Artinya, lebih dari 50% remaja tidak bisa menjadi diri sendiri dalam pacaran dan melakukan sesuatu sesuai keinginan pacar.
Tidak bisa dipungkiri kalau pengaruh pacar dalam hidup kita memang besar, tapi sebesar apa pun pengaruh tersebut, bukankah kita tidak boleh kehilangan jati diri kita sendiri?
Ketika memiliki pacar, tentu akan indah jika bisa saling mendukung dan menerima kekurangan masing-masing. Keinginan memiliki pacar yang sempurna, terkadang membuat seseorang meminta pacarnya untuk mengikuti ekspektasi dan standarnya. Hal ini akan memengaruhi rasa percaya diri dalam hubungan, karena ada salah satu pihak yang meminta adanya perubahan dari pasangannya.
Menurut hasil survei, ditemukan bahwa banyak yang menjadikan pendapat pacar sebagai pertimbangan dalam melakukan sesuatu.
“Kalau aku masalah baju. Jadi dulu dia pernah bilang kalau baju yang aku pakai ketat. Terus dia bilang jangan pakai yang terlalu ketat lagi terus dikasih jaket. Diingetin gitu malah jadi malu sih ya, karena aku merasa kalau aku salah dan aku menerimanya karena omongan dia benar. Sekarang aku enggak pernah pakai baju itu lagi.”
- Nadya Resti Kusnadi, Universitas Ibnu Khaldun, Bogor
“Dulu aku pernah minta mantan pacarku buat enggak kelamaan kalau lagi makeup. Tujuannya sih, supaya enggak sering ngaret. Tapi ya ada yang nyaman, ada juga yang enggak dengan komentarku.”
- Kenny Austin, selebriti
Hal ini juga berpengaruh kepada perilaku remaja Indonesia ketika berada di depan temannya pacar.

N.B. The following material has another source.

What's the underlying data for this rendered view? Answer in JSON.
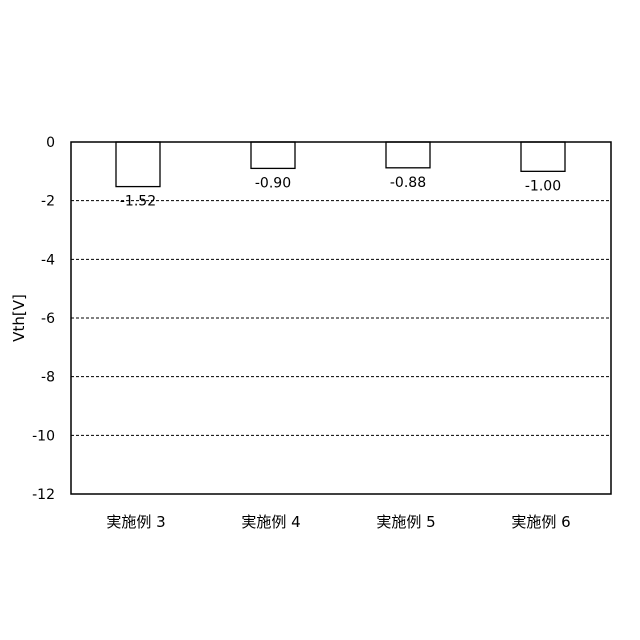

“Jaga image lebih ke berusaha untuk disukai teman-teman pacar, karena kita pengin give a good impression, pengin dekat sama mereka, tapi enggak jaga image sampai kayak dibuat-buat atau jadi diri yang lain selain diri aku sendiri”
- Maudy Ayunda, selebriti
Dari hasil survei, bisa diketahui ketika pacaran, remaja cewek Indonesia banyak yang melakukan perubahan pada dirinya.
“Boleh-boleh aja pacar minta aku berubah karena menurutku dia bisa melihat diri kita dari sisi yang berbeda. Saran dia juga buat membangun diri kita jadi lebih baik.”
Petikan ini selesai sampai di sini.